Edmonds J. of the Federal Court, (Normandy Finance Pty Ltd v FCT  FCA 1420) found for the taxpayer at first instance but did so on what was to prove a precarious basis. Edmonds J. found that the loans were not shams, even though the loan documents revealed disguises and pretences directed to demonstrating that the loans were at arms length, when the evidence was that the advances under the purported loans happened differently, and not at arm’s length. Still Edmonds J. found that, despite these irregularities, elements of the loans, including commitments to repay the loans, could be indentified in the evidence and so the loans were allowed to stand.
The Commissioner appealed to the Full Federal Court. All three judges of the Full Federal Court closely considered the evidence that was before Edmonds J., and the majority, Jagot and Davies JJ., found that the basis on which Edmonds J. had recognised the loan arrangements as loans, distinct from the impugned purported written loan agreements, was expressly negated by the evidence of Mr Townsing under cross-examination by senior counsel for the Commissioner. The majority concluded that, in his evidence, Mr Townsing had rebuffed the facts upon which Edmonds J. had relied to find that there were loans not shams. Logan J., in the minority, disagreed with the majority and agreed with the trial judge’s approach to the evidence.

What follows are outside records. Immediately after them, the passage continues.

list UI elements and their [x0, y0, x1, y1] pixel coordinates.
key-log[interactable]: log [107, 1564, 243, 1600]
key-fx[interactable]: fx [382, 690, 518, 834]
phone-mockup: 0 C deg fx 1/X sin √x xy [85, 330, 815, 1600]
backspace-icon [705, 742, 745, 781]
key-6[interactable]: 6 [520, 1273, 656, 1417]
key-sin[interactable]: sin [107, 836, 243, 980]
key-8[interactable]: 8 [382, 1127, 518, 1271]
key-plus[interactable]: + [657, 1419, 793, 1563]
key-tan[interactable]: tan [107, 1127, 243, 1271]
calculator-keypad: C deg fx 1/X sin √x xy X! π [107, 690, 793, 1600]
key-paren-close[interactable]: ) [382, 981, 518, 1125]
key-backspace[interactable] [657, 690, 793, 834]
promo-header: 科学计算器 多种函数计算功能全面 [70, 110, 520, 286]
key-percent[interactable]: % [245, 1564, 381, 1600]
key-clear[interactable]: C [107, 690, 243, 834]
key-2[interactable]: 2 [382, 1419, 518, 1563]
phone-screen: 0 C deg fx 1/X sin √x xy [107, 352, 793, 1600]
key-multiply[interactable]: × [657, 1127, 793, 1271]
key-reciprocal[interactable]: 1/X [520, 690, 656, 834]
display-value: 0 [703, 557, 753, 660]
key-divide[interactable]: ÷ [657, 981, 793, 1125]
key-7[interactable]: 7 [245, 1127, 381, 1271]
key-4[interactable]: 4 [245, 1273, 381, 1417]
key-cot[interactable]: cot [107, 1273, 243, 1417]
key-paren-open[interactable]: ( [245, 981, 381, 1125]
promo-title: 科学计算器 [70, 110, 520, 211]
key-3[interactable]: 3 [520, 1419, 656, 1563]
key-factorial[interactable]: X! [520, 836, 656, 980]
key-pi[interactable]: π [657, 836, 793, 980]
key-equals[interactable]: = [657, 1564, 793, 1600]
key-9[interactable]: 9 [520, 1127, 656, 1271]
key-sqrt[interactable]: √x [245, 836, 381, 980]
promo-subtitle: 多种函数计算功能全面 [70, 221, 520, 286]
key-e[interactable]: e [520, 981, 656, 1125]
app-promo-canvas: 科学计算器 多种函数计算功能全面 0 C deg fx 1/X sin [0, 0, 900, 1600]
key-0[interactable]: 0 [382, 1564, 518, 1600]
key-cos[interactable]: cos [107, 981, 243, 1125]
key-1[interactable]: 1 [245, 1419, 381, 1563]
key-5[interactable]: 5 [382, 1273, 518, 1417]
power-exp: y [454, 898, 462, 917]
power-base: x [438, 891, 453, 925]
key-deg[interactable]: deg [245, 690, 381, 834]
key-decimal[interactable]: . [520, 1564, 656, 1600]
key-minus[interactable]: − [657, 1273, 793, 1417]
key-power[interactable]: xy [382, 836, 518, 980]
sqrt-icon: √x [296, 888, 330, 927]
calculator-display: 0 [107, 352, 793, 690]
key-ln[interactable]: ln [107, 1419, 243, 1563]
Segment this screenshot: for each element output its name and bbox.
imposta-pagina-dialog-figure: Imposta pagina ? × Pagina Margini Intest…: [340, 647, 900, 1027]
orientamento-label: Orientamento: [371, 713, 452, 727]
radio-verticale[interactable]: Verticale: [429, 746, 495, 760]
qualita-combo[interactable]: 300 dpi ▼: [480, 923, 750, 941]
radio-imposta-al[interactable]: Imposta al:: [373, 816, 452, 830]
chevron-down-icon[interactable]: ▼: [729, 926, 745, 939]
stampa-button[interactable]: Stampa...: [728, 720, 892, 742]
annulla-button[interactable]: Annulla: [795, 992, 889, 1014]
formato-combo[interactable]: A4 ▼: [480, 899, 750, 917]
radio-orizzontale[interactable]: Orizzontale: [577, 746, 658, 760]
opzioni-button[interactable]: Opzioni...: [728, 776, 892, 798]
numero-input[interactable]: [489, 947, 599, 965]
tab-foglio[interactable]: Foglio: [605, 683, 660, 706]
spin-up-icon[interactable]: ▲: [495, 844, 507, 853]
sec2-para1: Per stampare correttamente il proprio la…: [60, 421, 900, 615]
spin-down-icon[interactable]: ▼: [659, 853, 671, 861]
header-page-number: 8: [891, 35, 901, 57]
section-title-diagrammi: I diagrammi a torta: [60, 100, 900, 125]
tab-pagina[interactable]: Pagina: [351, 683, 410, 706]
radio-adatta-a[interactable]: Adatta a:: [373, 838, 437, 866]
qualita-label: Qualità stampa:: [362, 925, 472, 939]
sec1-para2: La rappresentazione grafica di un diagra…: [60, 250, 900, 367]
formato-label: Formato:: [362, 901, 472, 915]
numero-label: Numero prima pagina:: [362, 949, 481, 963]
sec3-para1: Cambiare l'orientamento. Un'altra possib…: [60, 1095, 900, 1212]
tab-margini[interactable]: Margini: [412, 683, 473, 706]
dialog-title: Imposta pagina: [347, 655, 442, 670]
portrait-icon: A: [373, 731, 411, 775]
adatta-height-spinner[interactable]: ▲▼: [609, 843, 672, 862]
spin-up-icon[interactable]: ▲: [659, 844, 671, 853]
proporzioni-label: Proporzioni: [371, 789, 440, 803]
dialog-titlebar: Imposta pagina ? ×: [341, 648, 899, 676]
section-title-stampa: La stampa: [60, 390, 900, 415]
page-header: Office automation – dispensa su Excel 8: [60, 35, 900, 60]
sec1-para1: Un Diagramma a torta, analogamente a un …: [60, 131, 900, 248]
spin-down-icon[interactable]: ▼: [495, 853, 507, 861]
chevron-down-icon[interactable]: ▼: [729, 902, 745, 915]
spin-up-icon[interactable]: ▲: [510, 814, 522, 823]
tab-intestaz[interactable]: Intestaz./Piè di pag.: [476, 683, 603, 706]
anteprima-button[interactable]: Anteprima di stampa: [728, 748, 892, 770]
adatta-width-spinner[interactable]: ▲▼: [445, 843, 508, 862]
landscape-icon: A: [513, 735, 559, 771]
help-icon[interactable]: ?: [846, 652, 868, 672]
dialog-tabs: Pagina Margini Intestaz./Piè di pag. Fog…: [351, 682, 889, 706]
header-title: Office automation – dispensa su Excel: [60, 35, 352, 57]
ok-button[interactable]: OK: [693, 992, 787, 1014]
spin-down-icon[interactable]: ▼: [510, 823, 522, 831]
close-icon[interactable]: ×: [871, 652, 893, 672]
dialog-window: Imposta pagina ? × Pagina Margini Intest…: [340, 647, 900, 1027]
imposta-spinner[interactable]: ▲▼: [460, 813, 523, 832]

The taxpayer sought special leave to appeal from the Full Federal Court to the High Court but leave was refused by the High Court on the basis that the taxpayer did not have sufficient prospects of success of reversing the Full Federal Court majority’s findings.
Documenting a loan in writing reduces the scope of the Commissioner to assert there is no loan leaving the taxpayer, carrying the burden of the onus of proof, to prove the loan.
However documenting the loan may be a two-edged sword in contentious situations. Forcing the Commissioner to assert a sham will not necessarily give a taxpayer, who must disprove a sham in Part IVC of the Taxation Administration Act 1953 tax appeal proceedings, an advantage. Costs in litigation with the Commissioner to redress the consequences of a loan inadequately documented, can be significant. Poor documenting may have the adverse effect of revealing aspects of the arrangement that are not real or genuine. In other words, the pretences in the document and later compromising admissions by a taxpayer asserting the loan may irretrievably taint the believable in an asserted loan document and cause a loan to fail as a construct for a payment.
Loans not at arms length are the most likely to be challenged by the Commissioner. Trust beneficiary loan accounts may be held up to particular scrutiny. If a purported trust beneficiary loan is impugned sections 95A and 101 can trigger present entitlement to payments/advances to the beneficiary under the “loan” as assessable income.
These cases and the earlier Full Federal Court case of Millar v FCT  FCAFC 94:
- which again involved an impugned loan devised by the Sydney accountant Vanda Gould for other clients; and
- where the taxpayers opted not to admit evidence from Mr Gould but relied on evidence of the relevant loan only from the lay taxpayer parties to the purported loan;
show that the Federal Court will not readily allow an appeal based on such restricted evidence as sufficient to prove the existence of a loan or to disprove a sham in the process of determining whether an assessment is excessive and that the High Court is reluctant to allow appeals to disturb these Federal Court decisions.